Um dos pacientes é o aposentado Valdecir Alves, de 81 anos, que mora no bairro Santa Rosa. Ele está contando com a solidariedade de amigos para não parar o tratamento que é realizado em um hospital no Centro, cerca de cinco quilômetros de distância da casa dele.

“Eu venho de ônibus, às vezes minha filha me traz ou amigos me dão uma carona. Hoje o rapaz me trouxe, o pedreiro”, disse o idoso de 81 anos.

Um funcionário da empresa que fornecia ambulâncias para a Prefeitura falou com uma paciente por telefone, sem saber que a ligação estava sendo gravada, que o serviço não está sendo mais oferecido porque houve uma redução no contrato do município com a empresa.

“A empresa tá cumprindo um contrato que foi determinado com a prefeitura. Não somos nós que não queremos atender. Por mim, o contrato ficava do jeito que estava”, disse o funcionário.

O funcionário falou também que por conta da alteração do contrato houve redução no número de ambulâncias e que os veículos estão cedidos aos hospitais de urgência e emergência do município.

“Eles contrataram o serviço durante 5 anos. Antes tinham o total de 85 ambulâncias só que agora eles reduziram pra 30. A Justiça determinou que eles comprassem 40 ambulâncias pra substituir as nossas que foram recolhidas mas até agora só compraram 13”, disse o funcionário.

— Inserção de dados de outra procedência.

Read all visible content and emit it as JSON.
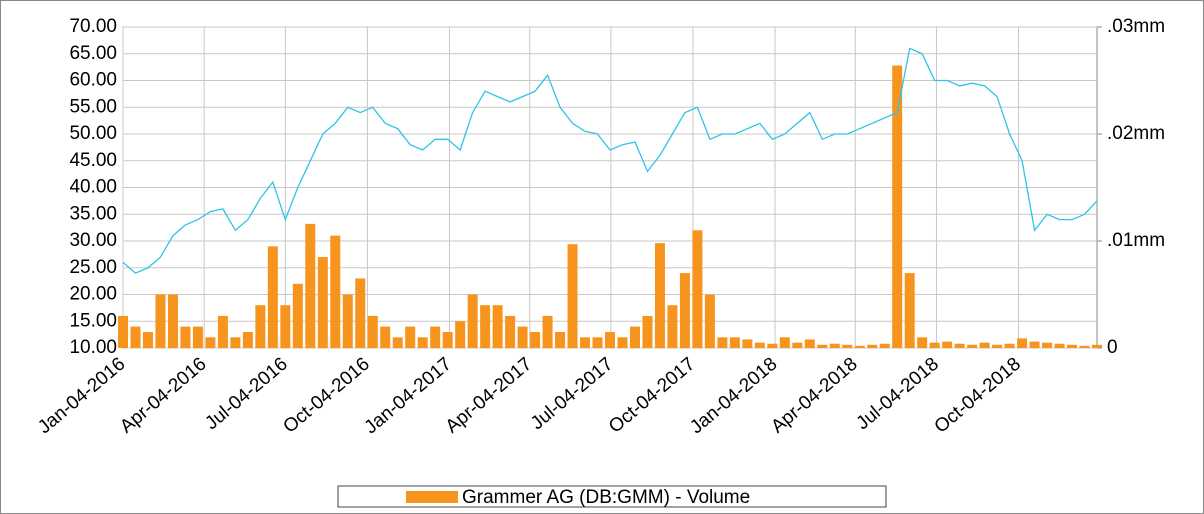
{
  "chart_data": {
    "type": "line-bar",
    "x": [
      "Jan-04-2016",
      "Jan-18-2016",
      "Feb-01-2016",
      "Feb-15-2016",
      "Feb-29-2016",
      "Mar-14-2016",
      "Mar-28-2016",
      "Apr-11-2016",
      "Apr-25-2016",
      "May-09-2016",
      "May-23-2016",
      "Jun-06-2016",
      "Jun-20-2016",
      "Jul-04-2016",
      "Jul-18-2016",
      "Aug-01-2016",
      "Aug-15-2016",
      "Aug-29-2016",
      "Sep-12-2016",
      "Sep-26-2016",
      "Oct-10-2016",
      "Oct-24-2016",
      "Nov-07-2016",
      "Nov-21-2016",
      "Dec-05-2016",
      "Dec-19-2016",
      "Jan-02-2017",
      "Jan-16-2017",
      "Jan-30-2017",
      "Feb-13-2017",
      "Feb-27-2017",
      "Mar-13-2017",
      "Mar-27-2017",
      "Apr-10-2017",
      "Apr-24-2017",
      "May-08-2017",
      "May-22-2017",
      "Jun-05-2017",
      "Jun-19-2017",
      "Jul-03-2017",
      "Jul-17-2017",
      "Jul-31-2017",
      "Aug-14-2017",
      "Aug-28-2017",
      "Sep-11-2017",
      "Sep-25-2017",
      "Oct-09-2017",
      "Oct-23-2017",
      "Nov-06-2017",
      "Nov-20-2017",
      "Dec-04-2017",
      "Dec-18-2017",
      "Jan-01-2018",
      "Jan-15-2018",
      "Jan-29-2018",
      "Feb-12-2018",
      "Feb-26-2018",
      "Mar-12-2018",
      "Mar-26-2018",
      "Apr-09-2018",
      "Apr-23-2018",
      "May-07-2018",
      "May-21-2018",
      "Jun-04-2018",
      "Jun-18-2018",
      "Jul-02-2018",
      "Jul-16-2018",
      "Jul-30-2018",
      "Aug-13-2018",
      "Aug-27-2018",
      "Sep-10-2018",
      "Sep-24-2018",
      "Oct-08-2018",
      "Oct-22-2018",
      "Nov-05-2018",
      "Nov-19-2018",
      "Dec-03-2018",
      "Dec-17-2018",
      "Dec-31-2018"
    ],
    "series": [
      {
        "color": "#2ec4e8",
        "kind": "line",
        "values": [
          26,
          24,
          25,
          27,
          31,
          33,
          34,
          35.5,
          36,
          32,
          34,
          38,
          41,
          34,
          40,
          45,
          50,
          52,
          55,
          54,
          55,
          52,
          51,
          48,
          47,
          49,
          49,
          47,
          54,
          58,
          57,
          56,
          57,
          58,
          61,
          55,
          52,
          50.5,
          50,
          47,
          48,
          48.5,
          43,
          46,
          50,
          54,
          55,
          49,
          50,
          50,
          51,
          52,
          49,
          50,
          52,
          54,
          49,
          50,
          50,
          51,
          52,
          53,
          54,
          66,
          65,
          60,
          60,
          59,
          59.5,
          59,
          57,
          50,
          45,
          32,
          35,
          34,
          34,
          35,
          37.5
        ]
      },
      {
        "name": "Grammer AG (DB:GMM) - Volume",
        "color": "#f7941d",
        "kind": "bar",
        "axis": "y2",
        "values": [
          0.003,
          0.002,
          0.0015,
          0.005,
          0.005,
          0.002,
          0.002,
          0.001,
          0.003,
          0.001,
          0.0015,
          0.004,
          0.0095,
          0.004,
          0.006,
          0.0116,
          0.0085,
          0.0105,
          0.005,
          0.0065,
          0.003,
          0.002,
          0.001,
          0.002,
          0.001,
          0.002,
          0.0015,
          0.0025,
          0.005,
          0.004,
          0.004,
          0.003,
          0.002,
          0.0015,
          0.003,
          0.0015,
          0.0097,
          0.001,
          0.001,
          0.0015,
          0.001,
          0.002,
          0.003,
          0.0098,
          0.004,
          0.007,
          0.011,
          0.005,
          0.001,
          0.001,
          0.0008,
          0.0005,
          0.0004,
          0.001,
          0.0005,
          0.0008,
          0.0003,
          0.0004,
          0.0003,
          0.0002,
          0.0003,
          0.0004,
          0.0264,
          0.007,
          0.001,
          0.0005,
          0.0006,
          0.0004,
          0.0003,
          0.0005,
          0.0003,
          0.0004,
          0.0009,
          0.0006,
          0.0005,
          0.0004,
          0.0003,
          0.0002,
          0.0003
        ]
      }
    ],
    "xlim": [
      "Jan-04-2016",
      "Dec-31-2018"
    ],
    "xticks": [
      "Jan-04-2016",
      "Apr-04-2016",
      "Jul-04-2016",
      "Oct-04-2016",
      "Jan-04-2017",
      "Apr-04-2017",
      "Jul-04-2017",
      "Oct-04-2017",
      "Jan-04-2018",
      "Apr-04-2018",
      "Jul-04-2018",
      "Oct-04-2018"
    ],
    "ylim": [
      10,
      70
    ],
    "yticks": [
      {
        "value": 10,
        "label": "10.00"
      },
      {
        "value": 15,
        "label": "15.00"
      },
      {
        "value": 20,
        "label": "20.00"
      },
      {
        "value": 25,
        "label": "25.00"
      },
      {
        "value": 30,
        "label": "30.00"
      },
      {
        "value": 35,
        "label": "35.00"
      },
      {
        "value": 40,
        "label": "40.00"
      },
      {
        "value": 45,
        "label": "45.00"
      },
      {
        "value": 50,
        "label": "50.00"
      },
      {
        "value": 55,
        "label": "55.00"
      },
      {
        "value": 60,
        "label": "60.00"
      },
      {
        "value": 65,
        "label": "65.00"
      },
      {
        "value": 70,
        "label": "70.00"
      }
    ],
    "y2lim": [
      0,
      0.03
    ],
    "y2ticks": [
      0,
      {
        "value": 0.01,
        "label": ".01mm"
      },
      {
        "value": 0.02,
        "label": ".02mm"
      },
      {
        "value": 0.03,
        "label": ".03mm"
      }
    ],
    "grid": true
  }
}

A dona de casa Conceição de Maria Tavares tem uma doença renal crônica e também enfrenta o problema.

“Quando eu tenho dinheiro, eu pago carro. Mas só tenho até sábado (7). A partir de semana que vem eu não sei o que vou fazer. Não sei como vai ficar minha vida se eu dependo de fazer hemodiálise e agora não tenho mais dinheiro pro transporte”, disse a dona de casa.

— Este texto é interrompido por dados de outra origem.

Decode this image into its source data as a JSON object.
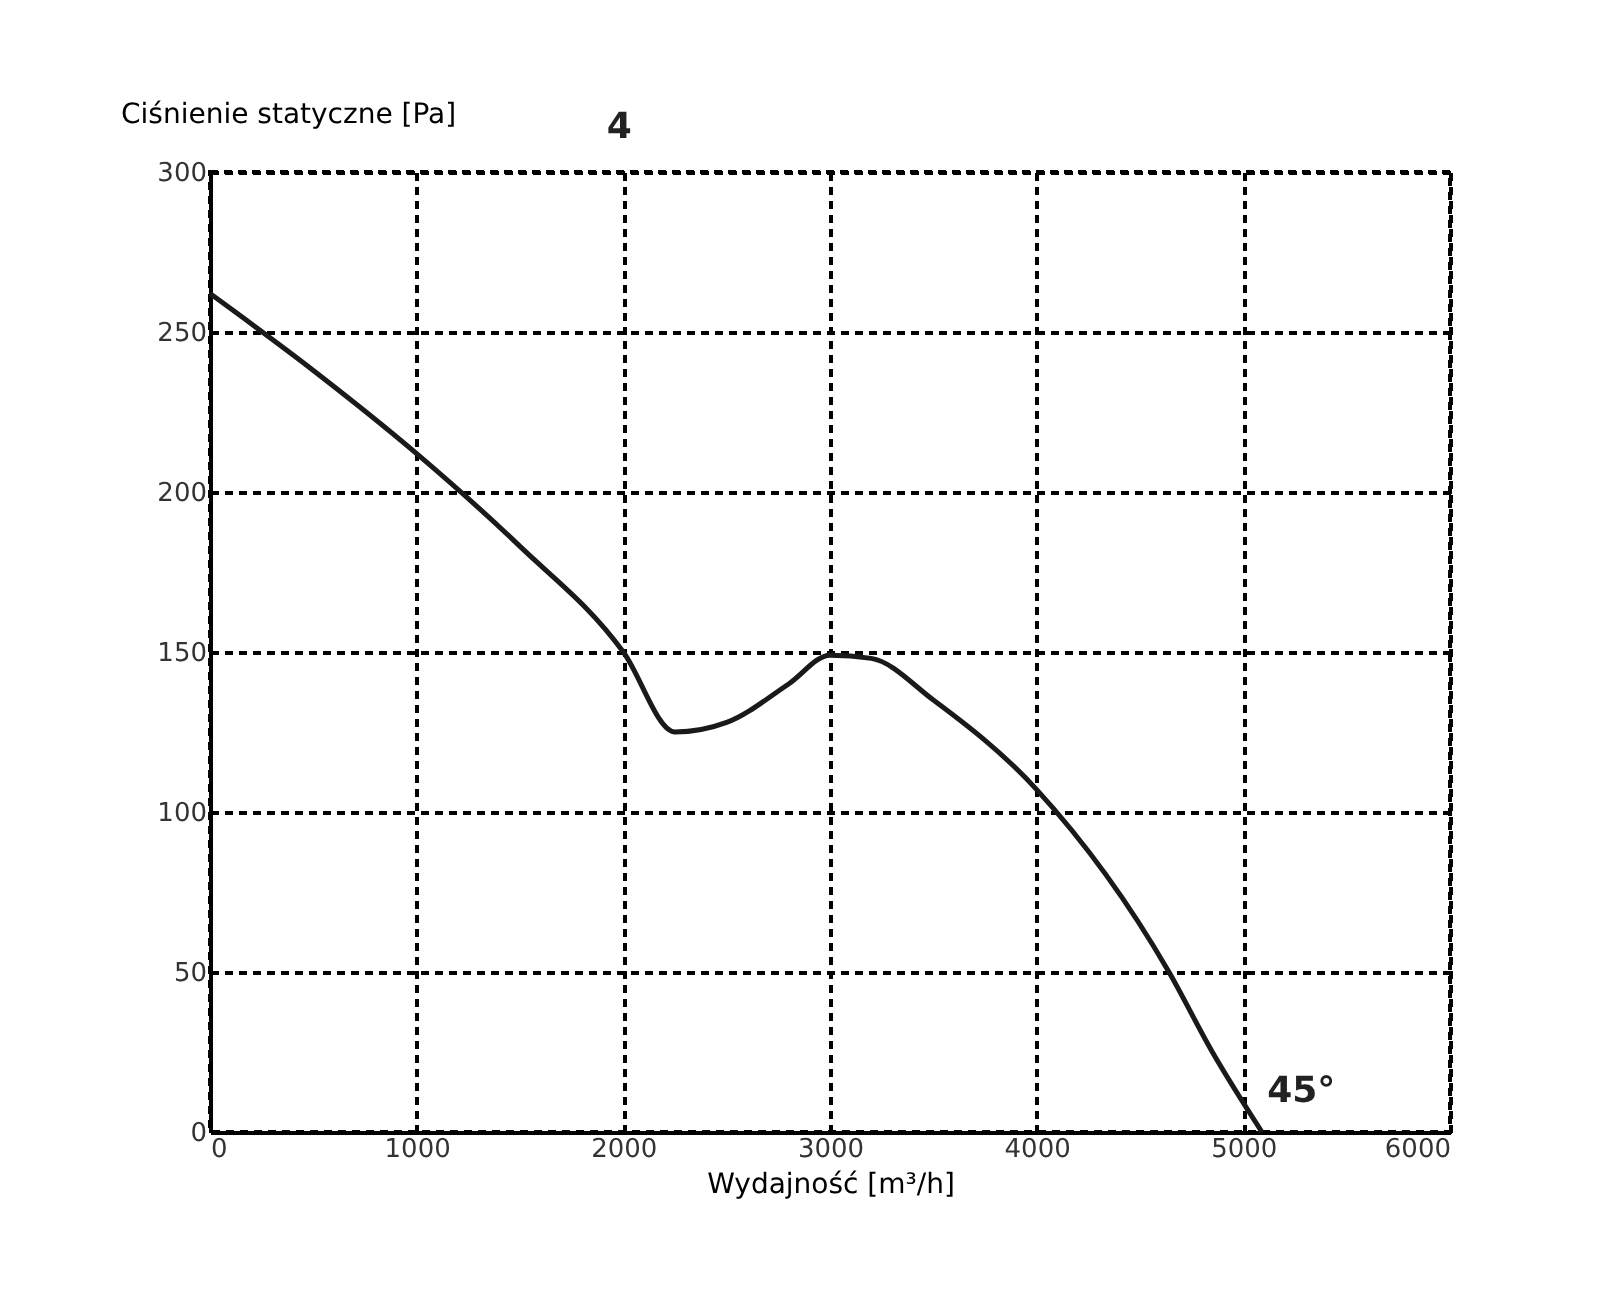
{
  "chart_data": {
    "type": "line",
    "xlabel": "Wydajność [m³/h]",
    "ylabel": "Ciśnienie statyczne [Pa]",
    "annotations": [
      "4",
      "45°"
    ],
    "x": [
      0,
      500,
      1000,
      1500,
      2000,
      2250,
      2500,
      2800,
      3000,
      3200,
      3500,
      4000,
      4640,
      4850,
      5090
    ],
    "series": [
      {
        "color": "#1a1a1a",
        "values": [
          262,
          238,
          212,
          183,
          150,
          125,
          128,
          140,
          149,
          148,
          135,
          107,
          50,
          25,
          0
        ]
      }
    ],
    "xlim": [
      0,
      6000
    ],
    "xticks": [
      0,
      1000,
      2000,
      3000,
      4000,
      5000,
      6000
    ],
    "ylim": [
      0,
      300
    ],
    "yticks": [
      0,
      50,
      100,
      150,
      200,
      250,
      300
    ],
    "grid": true,
    "marker": "none",
    "line_style": "solid"
  }
}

Conceição contou que procurou a Secretaria de Saúde de Campos mas só recebeu uma folha com o telefone de pessoas que seriam da empresa que fornecia as ambulâncias.

“É um sentimento péssimo. É como se você nem existisse, como se você não fosse ninguém. Quando você mais precisa não tem pra onde recorrer”, lamentou Conceição.

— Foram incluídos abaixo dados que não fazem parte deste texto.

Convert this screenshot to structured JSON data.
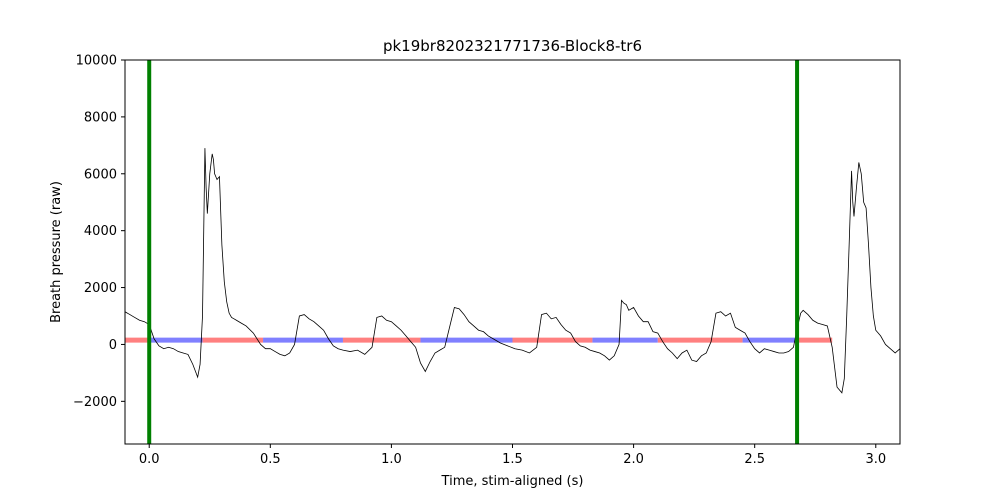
{
  "chart_data": {
    "type": "line",
    "title": "pk19br8202321771736-Block8-tr6",
    "xlabel": "Time, stim-aligned (s)",
    "ylabel": "Breath pressure (raw)",
    "xlim": [
      -0.1,
      3.1
    ],
    "ylim": [
      -3500,
      10000
    ],
    "xticks": [
      0.0,
      0.5,
      1.0,
      1.5,
      2.0,
      2.5,
      3.0
    ],
    "xtick_labels": [
      "0.0",
      "0.5",
      "1.0",
      "1.5",
      "2.0",
      "2.5",
      "3.0"
    ],
    "yticks": [
      -2000,
      0,
      2000,
      4000,
      6000,
      8000,
      10000
    ],
    "ytick_labels": [
      "−2000",
      "0",
      "2000",
      "4000",
      "6000",
      "8000",
      "10000"
    ],
    "grid": false,
    "colors": {
      "trace": "#000000",
      "vline": "#008000",
      "inhale": "#ff8080",
      "exhale": "#8080ff"
    },
    "vertical_lines": [
      0.0,
      2.675
    ],
    "phase_level": 150,
    "phase_segments": [
      {
        "phase": "inhale",
        "x0": -0.1,
        "x1": 0.0
      },
      {
        "phase": "exhale",
        "x0": 0.0,
        "x1": 0.22
      },
      {
        "phase": "inhale",
        "x0": 0.22,
        "x1": 0.47
      },
      {
        "phase": "exhale",
        "x0": 0.47,
        "x1": 0.8
      },
      {
        "phase": "inhale",
        "x0": 0.8,
        "x1": 1.12
      },
      {
        "phase": "exhale",
        "x0": 1.12,
        "x1": 1.5
      },
      {
        "phase": "inhale",
        "x0": 1.5,
        "x1": 1.83
      },
      {
        "phase": "exhale",
        "x0": 1.83,
        "x1": 2.1
      },
      {
        "phase": "inhale",
        "x0": 2.1,
        "x1": 2.45
      },
      {
        "phase": "exhale",
        "x0": 2.45,
        "x1": 2.675
      },
      {
        "phase": "inhale",
        "x0": 2.675,
        "x1": 2.82
      }
    ],
    "series": [
      {
        "x": [
          -0.1,
          -0.08,
          -0.06,
          -0.04,
          -0.02,
          0.0,
          0.02,
          0.04,
          0.06,
          0.08,
          0.1,
          0.12,
          0.14,
          0.16,
          0.18,
          0.2,
          0.21,
          0.22,
          0.23,
          0.235,
          0.24,
          0.25,
          0.26,
          0.265,
          0.27,
          0.28,
          0.29,
          0.3,
          0.31,
          0.32,
          0.33,
          0.34,
          0.35,
          0.36,
          0.38,
          0.4,
          0.43,
          0.46,
          0.48,
          0.5,
          0.52,
          0.54,
          0.56,
          0.58,
          0.6,
          0.62,
          0.64,
          0.66,
          0.68,
          0.7,
          0.72,
          0.74,
          0.76,
          0.78,
          0.8,
          0.83,
          0.86,
          0.89,
          0.92,
          0.94,
          0.96,
          0.98,
          1.0,
          1.02,
          1.04,
          1.06,
          1.08,
          1.1,
          1.12,
          1.14,
          1.16,
          1.18,
          1.2,
          1.22,
          1.24,
          1.26,
          1.28,
          1.3,
          1.32,
          1.34,
          1.36,
          1.38,
          1.4,
          1.42,
          1.45,
          1.48,
          1.51,
          1.54,
          1.57,
          1.6,
          1.62,
          1.64,
          1.66,
          1.68,
          1.7,
          1.72,
          1.74,
          1.76,
          1.78,
          1.8,
          1.82,
          1.84,
          1.86,
          1.88,
          1.9,
          1.92,
          1.94,
          1.95,
          1.96,
          1.97,
          1.98,
          2.0,
          2.02,
          2.04,
          2.06,
          2.08,
          2.1,
          2.12,
          2.14,
          2.16,
          2.18,
          2.2,
          2.22,
          2.24,
          2.26,
          2.28,
          2.3,
          2.32,
          2.34,
          2.36,
          2.38,
          2.4,
          2.42,
          2.44,
          2.46,
          2.48,
          2.5,
          2.52,
          2.54,
          2.56,
          2.58,
          2.6,
          2.62,
          2.64,
          2.66,
          2.675,
          2.69,
          2.7,
          2.72,
          2.74,
          2.76,
          2.78,
          2.8,
          2.82,
          2.84,
          2.86,
          2.87,
          2.88,
          2.89,
          2.9,
          2.905,
          2.91,
          2.92,
          2.93,
          2.94,
          2.95,
          2.96,
          2.97,
          2.98,
          2.99,
          3.0,
          3.02,
          3.04,
          3.06,
          3.08,
          3.1
        ],
        "y": [
          1150,
          1050,
          950,
          850,
          800,
          700,
          200,
          -50,
          -150,
          -100,
          -150,
          -250,
          -300,
          -350,
          -700,
          -1150,
          -700,
          1000,
          6900,
          5500,
          4600,
          6000,
          6700,
          6500,
          6000,
          5800,
          5900,
          3500,
          2200,
          1500,
          1100,
          950,
          900,
          850,
          750,
          650,
          400,
          0,
          -150,
          -150,
          -250,
          -350,
          -400,
          -300,
          0,
          1000,
          1050,
          900,
          800,
          650,
          500,
          200,
          -50,
          -150,
          -200,
          -250,
          -200,
          -350,
          -100,
          950,
          1000,
          850,
          800,
          650,
          500,
          300,
          100,
          -100,
          -650,
          -950,
          -600,
          -300,
          -200,
          -100,
          600,
          1300,
          1250,
          1050,
          800,
          650,
          500,
          450,
          300,
          200,
          50,
          -50,
          -150,
          -200,
          -300,
          -100,
          1050,
          1100,
          900,
          950,
          700,
          500,
          400,
          100,
          -50,
          -100,
          -200,
          -250,
          -300,
          -400,
          -550,
          -400,
          0,
          1550,
          1450,
          1400,
          1200,
          1300,
          1000,
          800,
          800,
          450,
          400,
          100,
          -150,
          -300,
          -500,
          -300,
          -200,
          -550,
          -600,
          -400,
          -300,
          100,
          1100,
          1150,
          1000,
          1100,
          600,
          500,
          400,
          100,
          -150,
          -300,
          -150,
          -200,
          -250,
          -300,
          -300,
          -250,
          -100,
          550,
          1100,
          1200,
          1050,
          850,
          750,
          700,
          650,
          -100,
          -1500,
          -1700,
          -1200,
          1000,
          3500,
          6100,
          5000,
          4500,
          5500,
          6400,
          6000,
          5000,
          4800,
          3500,
          2000,
          1000,
          500,
          300,
          0,
          -150,
          -300,
          -150
        ]
      }
    ]
  }
}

A presidente da Associação Amigos do Rim, Greice Vasconcelos, questiona o novo contrato.

“O que nos foi dito é que está valendo um novo contrato e, segundo informação da empresa que presta o serviço, ele não é mais válido aos pacientes renais. Minha pergunta é: como isso vai ser feito?”, disse a presidente.

Em nota, a Secretaria Municipal de Saúde disse que está definindo uma rota para atendimento aos usuários junto à empresa responsável e que as novas medidas estão sendo definidas para melhorar o serviço.